Highest Power Silicon Carbon Schottky Rectifiers Available in Commercial Quantities from Cree

Cree, Inc., a market leader in silicon carbide (SiC) power semiconductors, announced that it is shipping production quantities of a new 50-amp Zero Recovery® Schottky rectifier operating at 1200 volts. The new CPW2-1200S050 demonstrates Cree’s ability to develop innovative power-handling devices that can significantly improve levels of efficiency in power inverters. This advance means that applications such as solar and wind power converters, industrial motor drives, and electric vehicles using these Cree devices can increase their operating efficiency beyond current levels.

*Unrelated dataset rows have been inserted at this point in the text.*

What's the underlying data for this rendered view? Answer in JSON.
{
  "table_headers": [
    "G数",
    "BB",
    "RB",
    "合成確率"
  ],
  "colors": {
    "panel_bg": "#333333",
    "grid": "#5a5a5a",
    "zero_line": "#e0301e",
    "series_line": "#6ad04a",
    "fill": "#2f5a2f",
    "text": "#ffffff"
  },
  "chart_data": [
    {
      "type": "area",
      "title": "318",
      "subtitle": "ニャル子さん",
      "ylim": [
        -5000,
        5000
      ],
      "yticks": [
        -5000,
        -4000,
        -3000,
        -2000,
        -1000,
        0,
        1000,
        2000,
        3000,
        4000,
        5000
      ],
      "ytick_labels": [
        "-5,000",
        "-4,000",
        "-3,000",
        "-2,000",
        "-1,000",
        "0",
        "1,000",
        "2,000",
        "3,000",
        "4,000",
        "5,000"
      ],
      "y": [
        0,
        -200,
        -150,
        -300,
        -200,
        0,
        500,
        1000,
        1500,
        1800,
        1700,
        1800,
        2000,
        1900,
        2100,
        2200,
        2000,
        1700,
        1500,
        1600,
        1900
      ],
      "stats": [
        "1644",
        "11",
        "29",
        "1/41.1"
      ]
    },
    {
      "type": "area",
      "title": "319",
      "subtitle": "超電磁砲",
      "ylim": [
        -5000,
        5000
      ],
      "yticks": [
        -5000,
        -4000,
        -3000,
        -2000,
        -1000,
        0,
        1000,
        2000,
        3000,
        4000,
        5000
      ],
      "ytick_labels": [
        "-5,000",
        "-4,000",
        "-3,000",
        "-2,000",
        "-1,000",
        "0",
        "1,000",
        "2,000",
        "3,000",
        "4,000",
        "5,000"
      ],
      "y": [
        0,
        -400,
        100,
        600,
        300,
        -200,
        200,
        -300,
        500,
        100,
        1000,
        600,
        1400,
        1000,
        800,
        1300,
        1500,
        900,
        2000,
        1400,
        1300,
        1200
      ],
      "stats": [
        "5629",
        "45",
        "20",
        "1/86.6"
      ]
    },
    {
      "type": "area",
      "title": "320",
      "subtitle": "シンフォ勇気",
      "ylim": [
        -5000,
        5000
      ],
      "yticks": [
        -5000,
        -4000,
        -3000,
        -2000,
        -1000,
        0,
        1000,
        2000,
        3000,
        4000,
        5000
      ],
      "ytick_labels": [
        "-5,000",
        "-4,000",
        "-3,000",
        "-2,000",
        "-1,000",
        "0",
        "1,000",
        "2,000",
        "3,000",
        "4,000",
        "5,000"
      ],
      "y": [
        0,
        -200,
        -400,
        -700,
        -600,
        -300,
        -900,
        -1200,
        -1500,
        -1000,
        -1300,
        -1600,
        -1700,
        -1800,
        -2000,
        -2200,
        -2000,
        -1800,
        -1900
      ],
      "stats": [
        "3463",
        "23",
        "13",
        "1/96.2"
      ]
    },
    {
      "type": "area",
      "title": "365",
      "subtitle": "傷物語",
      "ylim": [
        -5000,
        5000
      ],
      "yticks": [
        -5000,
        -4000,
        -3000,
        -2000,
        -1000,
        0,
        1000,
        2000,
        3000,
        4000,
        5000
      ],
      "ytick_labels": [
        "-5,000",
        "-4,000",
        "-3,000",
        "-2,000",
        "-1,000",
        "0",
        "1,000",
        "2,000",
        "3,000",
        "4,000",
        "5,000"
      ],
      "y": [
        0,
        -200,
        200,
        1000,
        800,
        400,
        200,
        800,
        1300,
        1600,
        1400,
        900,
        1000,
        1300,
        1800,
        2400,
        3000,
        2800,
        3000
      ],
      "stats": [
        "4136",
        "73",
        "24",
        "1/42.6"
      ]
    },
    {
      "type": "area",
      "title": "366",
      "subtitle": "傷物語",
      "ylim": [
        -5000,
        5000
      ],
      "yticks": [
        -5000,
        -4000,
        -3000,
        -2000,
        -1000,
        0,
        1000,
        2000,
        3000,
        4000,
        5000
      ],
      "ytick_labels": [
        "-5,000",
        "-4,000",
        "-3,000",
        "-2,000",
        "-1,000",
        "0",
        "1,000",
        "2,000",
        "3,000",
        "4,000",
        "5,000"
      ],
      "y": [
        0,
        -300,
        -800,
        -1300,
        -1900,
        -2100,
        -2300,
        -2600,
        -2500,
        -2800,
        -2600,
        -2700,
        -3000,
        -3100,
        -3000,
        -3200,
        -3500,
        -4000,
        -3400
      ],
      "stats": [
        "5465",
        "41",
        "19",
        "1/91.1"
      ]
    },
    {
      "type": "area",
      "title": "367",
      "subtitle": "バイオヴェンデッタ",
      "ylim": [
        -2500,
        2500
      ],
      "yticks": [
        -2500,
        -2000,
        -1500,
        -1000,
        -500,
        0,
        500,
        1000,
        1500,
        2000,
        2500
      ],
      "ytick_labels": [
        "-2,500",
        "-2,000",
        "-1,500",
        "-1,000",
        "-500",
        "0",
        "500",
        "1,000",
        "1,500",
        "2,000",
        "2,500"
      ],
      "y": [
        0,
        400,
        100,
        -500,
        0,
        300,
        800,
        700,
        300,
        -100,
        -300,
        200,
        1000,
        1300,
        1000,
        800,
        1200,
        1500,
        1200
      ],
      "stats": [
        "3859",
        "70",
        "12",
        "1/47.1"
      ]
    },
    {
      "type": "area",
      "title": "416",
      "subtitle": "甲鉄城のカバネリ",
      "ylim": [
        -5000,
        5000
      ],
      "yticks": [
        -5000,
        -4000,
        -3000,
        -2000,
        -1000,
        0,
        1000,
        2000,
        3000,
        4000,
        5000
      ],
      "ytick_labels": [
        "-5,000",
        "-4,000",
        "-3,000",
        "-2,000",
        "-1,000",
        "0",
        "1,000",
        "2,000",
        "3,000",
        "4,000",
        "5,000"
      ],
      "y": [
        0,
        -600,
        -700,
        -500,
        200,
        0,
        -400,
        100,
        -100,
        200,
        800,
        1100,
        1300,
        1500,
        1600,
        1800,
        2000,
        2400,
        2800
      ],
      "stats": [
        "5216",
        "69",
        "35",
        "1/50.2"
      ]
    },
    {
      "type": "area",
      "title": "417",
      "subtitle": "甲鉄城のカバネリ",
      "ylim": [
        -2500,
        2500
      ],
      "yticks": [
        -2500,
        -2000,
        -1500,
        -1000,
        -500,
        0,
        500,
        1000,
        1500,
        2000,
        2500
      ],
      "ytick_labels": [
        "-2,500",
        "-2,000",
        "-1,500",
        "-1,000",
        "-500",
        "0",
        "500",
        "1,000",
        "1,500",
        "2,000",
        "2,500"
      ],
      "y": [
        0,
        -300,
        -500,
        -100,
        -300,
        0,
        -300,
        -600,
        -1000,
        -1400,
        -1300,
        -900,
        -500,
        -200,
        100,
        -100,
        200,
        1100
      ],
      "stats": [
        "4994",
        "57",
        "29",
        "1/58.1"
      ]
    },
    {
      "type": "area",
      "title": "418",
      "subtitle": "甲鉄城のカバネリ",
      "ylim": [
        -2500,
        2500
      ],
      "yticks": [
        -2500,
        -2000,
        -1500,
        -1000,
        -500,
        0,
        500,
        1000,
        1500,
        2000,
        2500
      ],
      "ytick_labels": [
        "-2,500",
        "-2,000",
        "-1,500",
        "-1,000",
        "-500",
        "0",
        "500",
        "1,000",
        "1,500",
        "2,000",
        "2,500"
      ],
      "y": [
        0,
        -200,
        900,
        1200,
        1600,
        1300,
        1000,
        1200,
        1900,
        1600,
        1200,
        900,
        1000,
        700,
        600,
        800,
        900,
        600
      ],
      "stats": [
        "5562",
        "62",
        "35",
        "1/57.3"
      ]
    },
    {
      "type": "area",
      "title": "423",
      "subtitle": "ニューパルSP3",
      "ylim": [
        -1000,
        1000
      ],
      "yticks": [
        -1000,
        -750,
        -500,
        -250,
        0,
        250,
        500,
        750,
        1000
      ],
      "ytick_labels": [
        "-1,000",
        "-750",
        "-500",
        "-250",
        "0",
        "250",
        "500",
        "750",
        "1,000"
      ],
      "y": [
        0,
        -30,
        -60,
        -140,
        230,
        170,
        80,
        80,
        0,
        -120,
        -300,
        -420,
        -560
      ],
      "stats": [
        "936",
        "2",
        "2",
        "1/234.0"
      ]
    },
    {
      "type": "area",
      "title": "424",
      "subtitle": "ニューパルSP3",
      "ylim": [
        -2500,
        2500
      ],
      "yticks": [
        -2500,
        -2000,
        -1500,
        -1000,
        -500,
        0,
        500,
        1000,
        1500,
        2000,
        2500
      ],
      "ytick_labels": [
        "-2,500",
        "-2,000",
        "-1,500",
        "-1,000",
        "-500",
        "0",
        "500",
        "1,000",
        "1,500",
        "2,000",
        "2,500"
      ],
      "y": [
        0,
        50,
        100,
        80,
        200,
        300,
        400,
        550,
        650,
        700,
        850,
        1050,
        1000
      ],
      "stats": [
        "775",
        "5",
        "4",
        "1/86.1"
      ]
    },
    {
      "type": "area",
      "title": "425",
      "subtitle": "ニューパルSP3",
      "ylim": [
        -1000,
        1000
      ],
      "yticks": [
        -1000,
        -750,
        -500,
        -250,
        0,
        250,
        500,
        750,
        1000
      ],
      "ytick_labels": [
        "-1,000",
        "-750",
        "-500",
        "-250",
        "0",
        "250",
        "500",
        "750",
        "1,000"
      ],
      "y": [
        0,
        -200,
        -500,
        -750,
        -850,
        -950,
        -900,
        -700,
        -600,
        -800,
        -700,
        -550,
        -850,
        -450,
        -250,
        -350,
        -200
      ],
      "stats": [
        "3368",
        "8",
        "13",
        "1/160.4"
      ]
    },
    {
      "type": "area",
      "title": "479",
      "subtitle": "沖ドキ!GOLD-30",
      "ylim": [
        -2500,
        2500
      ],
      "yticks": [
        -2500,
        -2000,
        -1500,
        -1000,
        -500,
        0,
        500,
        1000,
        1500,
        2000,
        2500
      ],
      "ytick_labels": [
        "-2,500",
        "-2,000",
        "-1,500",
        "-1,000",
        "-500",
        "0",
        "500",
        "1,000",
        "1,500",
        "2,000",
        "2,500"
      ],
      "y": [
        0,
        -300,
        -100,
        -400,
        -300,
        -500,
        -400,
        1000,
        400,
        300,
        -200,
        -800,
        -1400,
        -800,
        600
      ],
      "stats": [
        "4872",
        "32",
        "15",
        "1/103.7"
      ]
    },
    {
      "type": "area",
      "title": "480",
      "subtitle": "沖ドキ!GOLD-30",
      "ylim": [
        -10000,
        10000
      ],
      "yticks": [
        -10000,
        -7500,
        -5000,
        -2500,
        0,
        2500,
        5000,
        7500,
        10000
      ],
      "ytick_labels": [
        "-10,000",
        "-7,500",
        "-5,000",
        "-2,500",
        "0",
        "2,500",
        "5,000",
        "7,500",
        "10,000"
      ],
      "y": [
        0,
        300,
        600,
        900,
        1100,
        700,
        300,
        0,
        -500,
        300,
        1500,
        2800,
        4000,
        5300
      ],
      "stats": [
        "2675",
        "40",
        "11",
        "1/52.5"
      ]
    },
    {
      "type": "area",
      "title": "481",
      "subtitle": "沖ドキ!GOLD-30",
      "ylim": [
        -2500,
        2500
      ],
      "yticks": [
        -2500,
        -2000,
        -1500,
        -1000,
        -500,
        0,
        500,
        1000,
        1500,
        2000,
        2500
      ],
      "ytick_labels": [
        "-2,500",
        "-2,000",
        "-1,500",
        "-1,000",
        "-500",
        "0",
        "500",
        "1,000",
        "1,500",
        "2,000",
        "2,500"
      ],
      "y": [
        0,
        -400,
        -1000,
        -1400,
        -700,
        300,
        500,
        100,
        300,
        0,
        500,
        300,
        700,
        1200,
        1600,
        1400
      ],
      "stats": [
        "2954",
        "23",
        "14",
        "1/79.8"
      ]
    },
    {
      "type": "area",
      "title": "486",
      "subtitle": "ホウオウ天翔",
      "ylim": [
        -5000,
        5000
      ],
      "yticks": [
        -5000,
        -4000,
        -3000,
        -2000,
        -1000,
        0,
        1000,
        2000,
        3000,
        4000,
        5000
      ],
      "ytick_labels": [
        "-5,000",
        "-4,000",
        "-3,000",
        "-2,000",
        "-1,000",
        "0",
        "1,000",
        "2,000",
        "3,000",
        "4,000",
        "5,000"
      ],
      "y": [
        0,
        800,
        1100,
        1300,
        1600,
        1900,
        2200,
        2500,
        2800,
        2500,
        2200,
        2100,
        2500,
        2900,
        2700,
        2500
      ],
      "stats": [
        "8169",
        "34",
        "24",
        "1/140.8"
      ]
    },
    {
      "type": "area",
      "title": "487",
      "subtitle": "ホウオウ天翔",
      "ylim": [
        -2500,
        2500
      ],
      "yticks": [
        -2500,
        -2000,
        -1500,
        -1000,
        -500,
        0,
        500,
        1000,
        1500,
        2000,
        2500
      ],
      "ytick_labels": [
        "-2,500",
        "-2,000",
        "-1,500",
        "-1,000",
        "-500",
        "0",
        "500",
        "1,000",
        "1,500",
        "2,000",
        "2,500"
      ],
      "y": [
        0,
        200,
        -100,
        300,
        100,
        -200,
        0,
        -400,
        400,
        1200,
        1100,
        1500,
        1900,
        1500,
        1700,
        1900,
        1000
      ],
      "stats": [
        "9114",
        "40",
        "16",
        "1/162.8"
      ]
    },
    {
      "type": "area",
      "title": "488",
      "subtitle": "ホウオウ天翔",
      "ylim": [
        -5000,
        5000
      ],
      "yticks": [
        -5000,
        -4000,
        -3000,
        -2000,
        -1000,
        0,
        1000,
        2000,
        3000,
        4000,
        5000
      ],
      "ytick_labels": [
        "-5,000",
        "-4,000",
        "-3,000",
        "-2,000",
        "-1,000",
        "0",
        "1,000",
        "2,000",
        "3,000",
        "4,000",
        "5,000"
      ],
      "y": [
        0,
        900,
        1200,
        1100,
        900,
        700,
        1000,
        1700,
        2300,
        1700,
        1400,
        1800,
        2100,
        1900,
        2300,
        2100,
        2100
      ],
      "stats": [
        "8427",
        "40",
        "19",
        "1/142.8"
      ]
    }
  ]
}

Compared with traditional silicon-based diodes, Cree’s SiC-based Zero Recovery rectifiers can:

  • Simplify Power Factor Correction Boost design by eliminating the need for snubbers and reducing component count.
  • Reduce power losses, leading to cooler operating temperatures.
  • Produce significantly less electromagnetic interference (EMI).
  • Better support new design objectives for efficiency set forth by the EPA, California Electric Commission and other agencies.

“Recent advancements Cree has made in material quality allow us to expand our product offerings into much higher power levels, opening whole new applications for our SiC power device technology,” said John Palmour, Cree executive vice president for advanced devices. “This new device is another example of Cree’s leadership in silicon carbide materials and high power devices. It can help designers address energy efficiency requirements driven by global energy concerns.”

The CPW2-1200S050 reaches new power levels because of significant SiC materials quality advancements achieved in the last year. It also features the industry’s largest-area SiC die, with a die size of 8.2 mm x 4 mm. Fundamental to these advancements are very low defect density substrates, including zero micropipe SiC substrates. This remarkable advance in technology was made possible by pioneering research performed by INTRINSIC Semiconductor, acquired by Cree in 2006, in combination with major research efforts funded by DARPA and the Army Research Laboratories.